Fiona Mactaggart [holding answer 11 July 2005]: Although a number of sites have recently been identified as potentially suitable for new prisons, no decision to buy a site has been made. If a site is under consideration for acquisition details could not be disclosed for commercial reasons. Any Member in whose constituency where we have decided to buy a site or where we are planning to build a new prison will be kept up to date on developments by the Home Office
We have opened two new prisons: HMP Bronzefield in June 2004, a 450-place women's prison near Heathrow; and HMP Peterborough in March 2005, a 840-place prison which includes places for up to 360 women in modern accommodation.
NOMS also owns land on the Isle of Wight and at HMP Full Sutton. Consideration was given three years ago to developing these sites to provide additional accommodation. There are no immediate plans to develop these sites.
Mr. Wallace: To ask the Secretary of State for the Home Department what size data files are being used to store individuals' entry and biometric records for use with the Immigration and Nationality Directorate's Project Iris. 
Mr. McNulty: The specification of the system states that it must perform to requirements with a database of two million enrolees and there must be no architectural limitations to expansion. The size of individual data files has not been specified within the system, however the iris code itself is 512b.

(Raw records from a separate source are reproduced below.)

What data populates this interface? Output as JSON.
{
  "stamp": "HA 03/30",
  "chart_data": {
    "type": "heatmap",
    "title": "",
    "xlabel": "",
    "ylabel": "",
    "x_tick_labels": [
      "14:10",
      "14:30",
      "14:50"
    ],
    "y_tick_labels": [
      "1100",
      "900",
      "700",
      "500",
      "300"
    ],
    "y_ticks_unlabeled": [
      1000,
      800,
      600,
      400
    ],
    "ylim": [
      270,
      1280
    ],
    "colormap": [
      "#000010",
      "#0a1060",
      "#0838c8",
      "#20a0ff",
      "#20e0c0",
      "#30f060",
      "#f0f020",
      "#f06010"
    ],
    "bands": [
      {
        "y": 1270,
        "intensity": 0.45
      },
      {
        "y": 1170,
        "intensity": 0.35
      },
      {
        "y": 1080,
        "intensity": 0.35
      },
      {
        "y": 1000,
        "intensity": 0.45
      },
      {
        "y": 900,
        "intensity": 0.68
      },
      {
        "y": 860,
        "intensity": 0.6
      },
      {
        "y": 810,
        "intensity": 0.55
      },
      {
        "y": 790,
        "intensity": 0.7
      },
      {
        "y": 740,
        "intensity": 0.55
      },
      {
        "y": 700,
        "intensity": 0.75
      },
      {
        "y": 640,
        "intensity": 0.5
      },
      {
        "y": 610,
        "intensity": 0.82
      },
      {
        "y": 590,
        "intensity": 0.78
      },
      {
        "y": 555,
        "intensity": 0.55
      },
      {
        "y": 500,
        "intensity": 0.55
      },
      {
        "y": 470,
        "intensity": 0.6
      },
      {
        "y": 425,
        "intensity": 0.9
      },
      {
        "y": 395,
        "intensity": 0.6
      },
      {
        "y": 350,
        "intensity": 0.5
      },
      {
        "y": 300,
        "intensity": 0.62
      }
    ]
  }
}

Sarah Teather: To ask the Secretary of State for the Home Department how many people were (a) arrested and (b) successfully prosecuted for (i) kerb-crawling, (ii) prostitution and (iii) running a brothel in each London borough in each of the last five years. 
The information requested on arrests is not available centrally. Information on arrests collected centrally is based on persons arrested for notifiable" offences by main offence group (i.e. sexual offences, violence against the person and burglary etc)
14 Jul 2005 : Column 1227W
and at police force area only and therefore does not identify individual offences nor constituency areas or local authorities.